Genre exists for a reason. Simply put, people like to read the kinds of stories that they like to read. Some like Western, some like Science Fiction, some can’t stand either one. It’s because people have genre preferences that mastering the rules of your genre is so important. You can have the best characters and the best plot and still manage to write a lousy story if you fall into, what I call, cliché hell.
The hero riding off into the sunset, saloon brawls, someone saying “draw” and a terror stricken kid standing in the middle of the dusty street facing a stampede are all things that can turn a good story into a real stinker.
In the interest of helping fellow writers steer clear of cliché hell, I’m going to give you the best advice you will ever get. Grab a pen and some paper and write this down:
Now underline it a few times and circle it.

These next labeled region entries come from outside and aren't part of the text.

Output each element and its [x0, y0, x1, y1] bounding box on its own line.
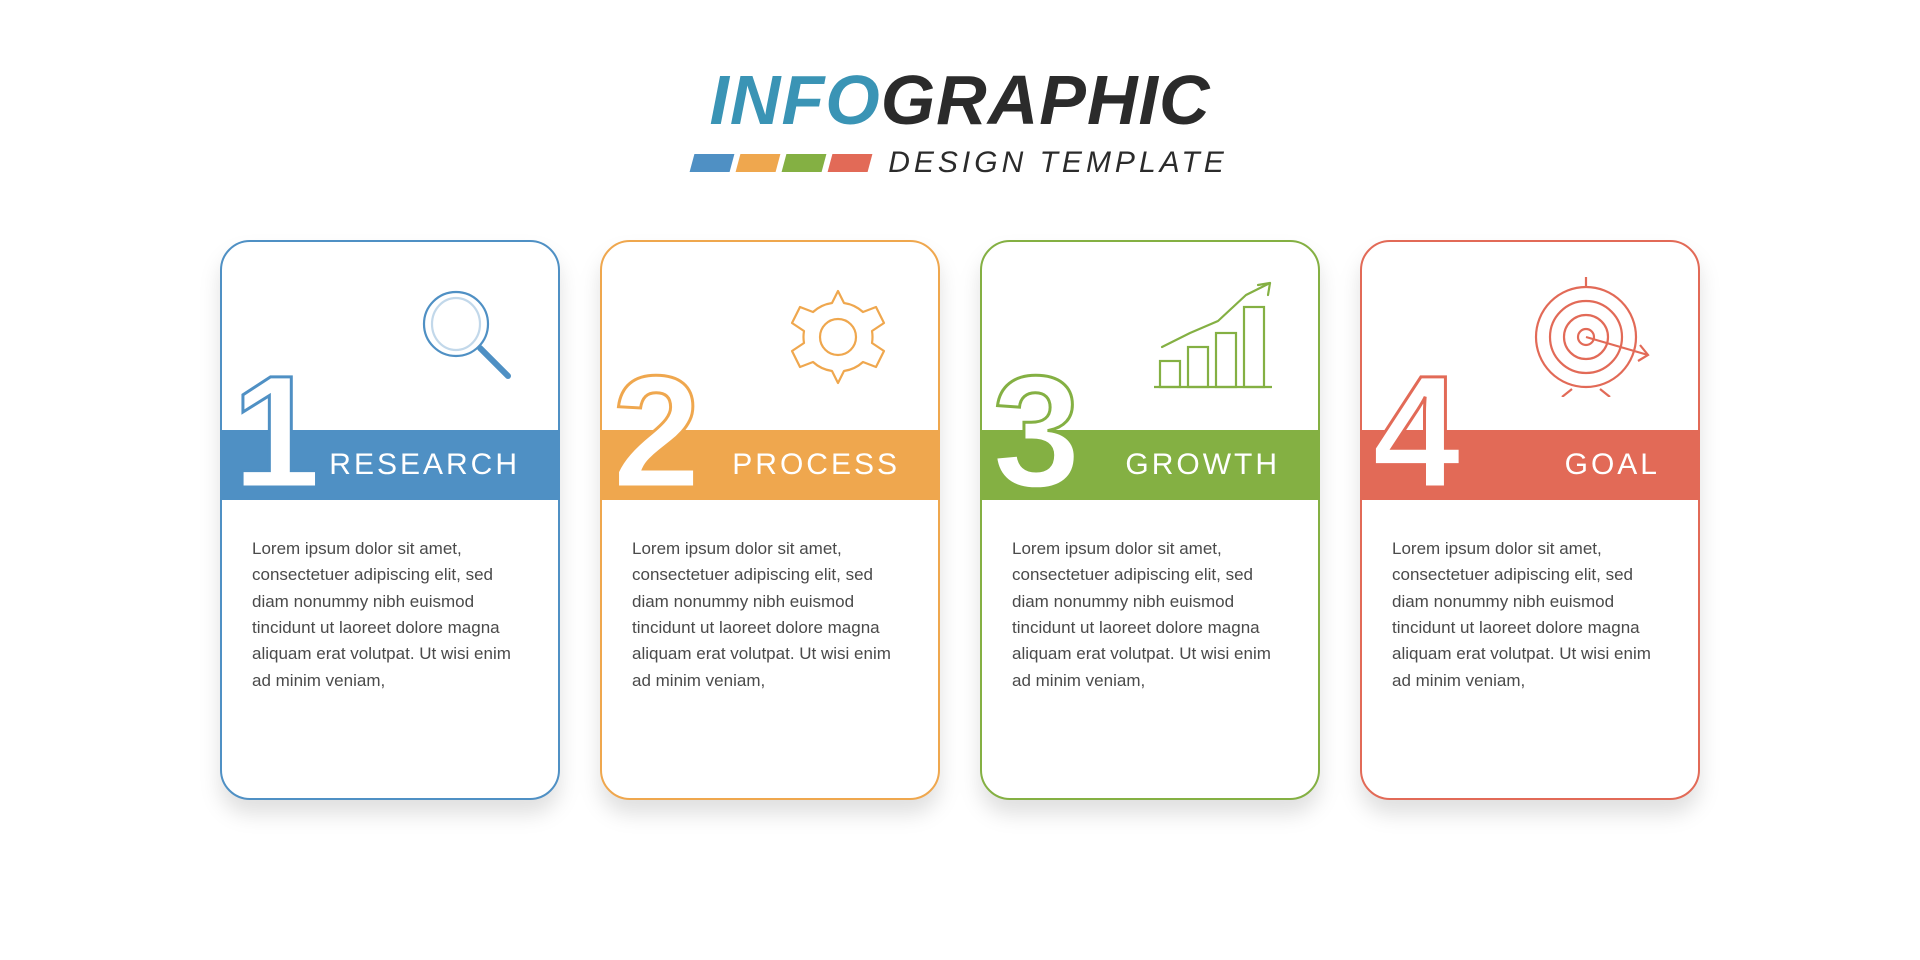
subtitle: DESIGN TEMPLATE: [888, 146, 1228, 180]
card-growth: GROWTH 3 Lorem ipsum dolor sit amet, con…: [980, 240, 1320, 800]
card-number: 2: [612, 352, 701, 512]
swatch-4: [828, 154, 873, 172]
card-title: GOAL: [1565, 448, 1660, 482]
card-row: RESEARCH 1 Lorem ipsum dolor sit amet, c…: [220, 240, 1700, 800]
swatch-2: [736, 154, 781, 172]
card-body: Lorem ipsum dolor sit amet, consectetuer…: [602, 512, 938, 714]
card-body: Lorem ipsum dolor sit amet, consectetuer…: [1362, 512, 1698, 714]
swatch-1: [690, 154, 735, 172]
card-research: RESEARCH 1 Lorem ipsum dolor sit amet, c…: [220, 240, 560, 800]
swatch-strip: [690, 154, 873, 172]
magnifier-icon: [408, 282, 518, 392]
card-title: PROCESS: [732, 448, 900, 482]
card-title: RESEARCH: [329, 448, 520, 482]
card-body: Lorem ipsum dolor sit amet, consectetuer…: [982, 512, 1318, 714]
card-title: GROWTH: [1125, 448, 1280, 482]
card-goal: GOAL 4 Lorem ipsum dolor sit amet, conse…: [1360, 240, 1700, 800]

Reading as much as you can in your chosen genre is imperative to your success within that genre. If you think you want to try writing in a new genre, for crying out loud, read some of its successful examples of work. In fact, read as much in that genre as you can. Don’t just dive in thinking “you’ve got this”, because I’m here to tell you, fans of your new chosen genre can spot a wannabe from a mile away. Nothing turns off a potential reader faster than a story written by someone who thinks they know the genre. It’s sort of like visiting a foreign country and putting on their accent. You just come off sounding foolish.
Now that I’m off my soap box, I’ll tell you something else for those of you wanting to truly master your genre. Don’t just read the best sellers, read some of the worst books too. Nothing pulls you from the quagmire of cliché hell faster than reading examples of what does not work. A book with lousy reviews is a great thing to read. Make a list of why you think the book failed and try to pinpoint what you specifically don’t like about it, because chances are, much of what you notice will be genre clichés. Stick your list near your writing space and as you edit your story, check to make sure you aren’t making any of those mistakes. Your readers will thank you for it and maybe you can keep cliché hell from claiming one more soul.
What are some of your favorite genre clichés?